Romantic love announces itself, whispers itself, in a profusion of forms: by poetry, token gift or ballad, by photographs, paisley tales, portraiture, beguiling sculpture, weavings, sometimes by regretted tattoos, or clutch of flowers, by initials notched in a handy tree or desktop, by an altogether extravagant meal. All are deeply invested signs that cannot fail to stir our depths because all are a gambit, a wild shot in the dark, an all-or-nothing wager. Something there is in us all that loves an unhedged gamble.
The paragon of all such monuments reigns in majesty on a storied plain beside a river sacred to the ages. It is the Taj Mahal, or, more authentically, the Mumtaz Mahal, the “palace of Mumtaz”, a sultan’s beloved consort.
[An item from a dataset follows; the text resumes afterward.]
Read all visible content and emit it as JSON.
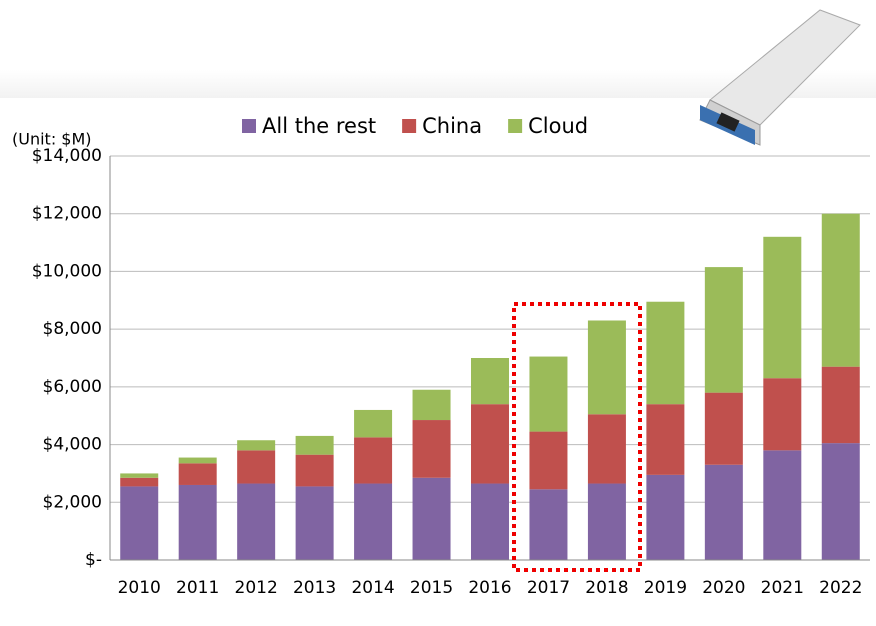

The love story attested by this white marble dream is rare for its time – the 17th cent. – not to say for our age that worships so readily at the altar of romantic love. That Shah Jahan, the Moghul emperor who commanded the building of this memorial, is also buried in the mausoleum is barely an afterthought. It is her name breathed by the dome, the jewel-encrusted walls, the minarets, gardens and pools.
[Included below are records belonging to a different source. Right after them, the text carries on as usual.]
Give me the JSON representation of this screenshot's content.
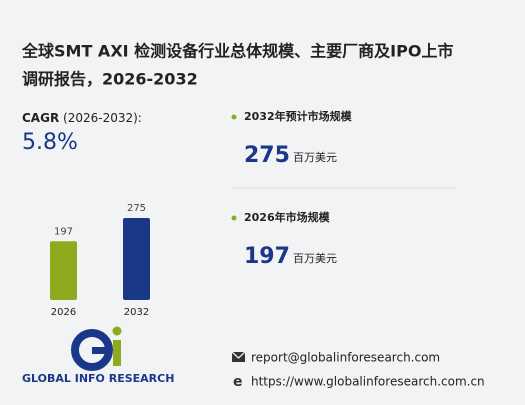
{
  "header": {
    "title_line1": "全球SMT AXI 检测设备行业总体规模、主要厂商及IPO上市",
    "title_line2": "调研报告，2026-2032"
  },
  "cagr": {
    "label": "CAGR",
    "period": "(2026-2032):",
    "value": "5.8%"
  },
  "stats": [
    {
      "label": "2032年预计市场规模",
      "value": "275",
      "unit": "百万美元"
    },
    {
      "label": "2026年市场规模",
      "value": "197",
      "unit": "百万美元"
    }
  ],
  "chart_data": {
    "type": "bar",
    "categories": [
      "2026",
      "2032"
    ],
    "values": [
      197,
      275
    ],
    "colors": [
      "#8eab1f",
      "#1b3787"
    ]
  },
  "brand": {
    "name": "GLOBAL INFO RESEARCH"
  },
  "contact": {
    "email": "report@globalinforesearch.com",
    "website": "https://www.globalinforesearch.com.cn"
  }
}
When children we were taken to the city of Agra on the banks of the Yamuna river, as though on pilgrimage, to see this wonder, tramping through parched sandstone forts and palaces in beastly heat, captive to required stops in our education as world citizens not unlike an earlier generation of means who endured the ‘Grand Tour’ of Europe. But there was something about ‘the Taj’ which escaped me entirely until many years later when I came as an adult.
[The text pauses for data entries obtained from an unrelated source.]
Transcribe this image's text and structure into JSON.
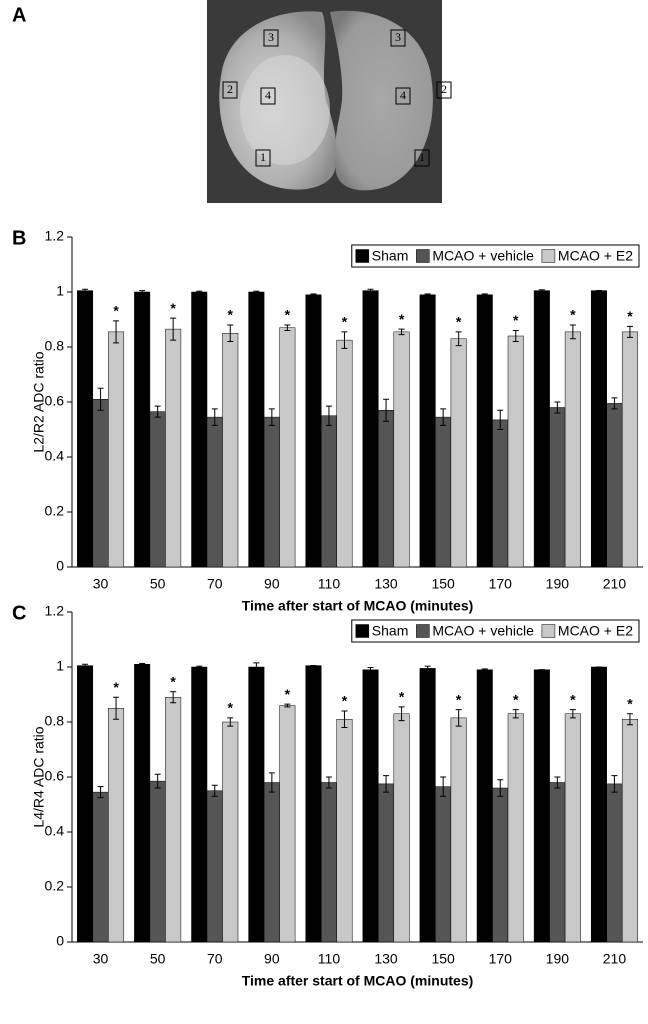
{
  "image_panel": {
    "panel": "A",
    "regions": [
      "3",
      "3",
      "2",
      "4",
      "4",
      "2",
      "1",
      "1"
    ]
  },
  "chart_data": [
    {
      "type": "bar",
      "panel": "B",
      "xlabel": "Time after start of MCAO (minutes)",
      "ylabel": "L2/R2 ADC ratio",
      "categories": [
        "30",
        "50",
        "70",
        "90",
        "110",
        "130",
        "150",
        "170",
        "190",
        "210"
      ],
      "series": [
        {
          "name": "Sham",
          "color": "#000000",
          "values": [
            1.005,
            1.0,
            1.0,
            1.0,
            0.99,
            1.005,
            0.99,
            0.99,
            1.005,
            1.005
          ],
          "errors": [
            0.005,
            0.005,
            0.003,
            0.003,
            0.003,
            0.005,
            0.003,
            0.003,
            0.003,
            0.0
          ]
        },
        {
          "name": "MCAO + vehicle",
          "color": "#555555",
          "values": [
            0.61,
            0.565,
            0.545,
            0.545,
            0.55,
            0.57,
            0.545,
            0.535,
            0.58,
            0.595
          ],
          "errors": [
            0.04,
            0.02,
            0.03,
            0.03,
            0.035,
            0.04,
            0.03,
            0.035,
            0.02,
            0.02
          ]
        },
        {
          "name": "MCAO + E2",
          "color": "#c8c8c8",
          "values": [
            0.855,
            0.865,
            0.85,
            0.87,
            0.825,
            0.855,
            0.83,
            0.84,
            0.855,
            0.855
          ],
          "errors": [
            0.04,
            0.04,
            0.03,
            0.01,
            0.03,
            0.01,
            0.025,
            0.02,
            0.025,
            0.02
          ],
          "markers": [
            "*",
            "*",
            "*",
            "*",
            "*",
            "*",
            "*",
            "*",
            "*",
            "*"
          ]
        }
      ],
      "ylim": [
        0,
        1.2
      ],
      "yticks": [
        0,
        0.2,
        0.4,
        0.6,
        0.8,
        1,
        1.2
      ],
      "legend": "upper right"
    },
    {
      "type": "bar",
      "panel": "C",
      "xlabel": "Time after start of MCAO (minutes)",
      "ylabel": "L4/R4 ADC ratio",
      "categories": [
        "30",
        "50",
        "70",
        "90",
        "110",
        "130",
        "150",
        "170",
        "190",
        "210"
      ],
      "series": [
        {
          "name": "Sham",
          "color": "#000000",
          "values": [
            1.005,
            1.01,
            1.0,
            1.0,
            1.005,
            0.99,
            0.995,
            0.99,
            0.99,
            1.0
          ],
          "errors": [
            0.005,
            0.003,
            0.003,
            0.015,
            0.0,
            0.008,
            0.008,
            0.003,
            0.0,
            0.0
          ]
        },
        {
          "name": "MCAO + vehicle",
          "color": "#555555",
          "values": [
            0.545,
            0.585,
            0.55,
            0.58,
            0.58,
            0.575,
            0.565,
            0.56,
            0.58,
            0.575
          ],
          "errors": [
            0.02,
            0.025,
            0.02,
            0.035,
            0.02,
            0.03,
            0.035,
            0.03,
            0.02,
            0.03
          ]
        },
        {
          "name": "MCAO + E2",
          "color": "#c8c8c8",
          "values": [
            0.85,
            0.89,
            0.8,
            0.86,
            0.81,
            0.83,
            0.815,
            0.83,
            0.83,
            0.81
          ],
          "errors": [
            0.04,
            0.02,
            0.015,
            0.005,
            0.03,
            0.025,
            0.03,
            0.015,
            0.015,
            0.02
          ],
          "markers": [
            "*",
            "*",
            "*",
            "*",
            "*",
            "*",
            "*",
            "*",
            "*",
            "*"
          ]
        }
      ],
      "ylim": [
        0,
        1.2
      ],
      "yticks": [
        0,
        0.2,
        0.4,
        0.6,
        0.8,
        1,
        1.2
      ],
      "legend": "upper right"
    }
  ]
}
On that occasion, I excused myself from entering the cool interiors of the mausoleum, sitting instead on a retaining wall in the gardens, facing the arched entrance gates and the stream of visitors come to behold this wonder born of an ancient love that had landed itself on the global bucket list. That reverse angle on the Taj made me captive to what was reflected in the faces and demeanor of the travelers who had come to this not-to-be-missed spectacle. Many came to a standstill as they stepped into the precincts. Idle chatter fled replaced by whispers. Fumbling with handbags and purses ceased. And then began a soulful procession as visitors walked the approaches to this dream of perfect symmetry, this monument to the shattering loss of a long-ago love.
There was the turbaned Sikh with martial air, the balding grandfather and stooped wife both tapping their canes, the besotted young perhaps on a honeymoon, the bare-foot farmer in traditional dhoti, his wife in a fuschia sari a few dutiful steps behind, a gaggle of schoolchildren in jeans and halter tops, a middle-aged woman alone with barely restrained tears, the nun in starched habit, monks in maroon and saffron robes, students in stylish sneakers with backpacks, spiritual seekers in rough cotton and sandals, a young mother nursing an infant as she dreams for her child, and the well-heeled tourists slung with cameras, but now limping for the blisters sustained from their exertions.
A flock of parakeets roused me from this reverie. And then it dawned for me that this was its own monument to love: a stream of humble practitioners, of pilgrims, who had come seeking a reminder of the nobility, the self-forgetfulness, the fragile beauty of enduring love, a love visible in the weathered, everyday faces of the throng. That throng had somewhere built its own Taj, however modest, or at least dreamed of such an edifice.
Shah Jahan, the bereaved sultan, could have retained no architect so deft as to capture such a vision of love as belongs to the likes of you and me.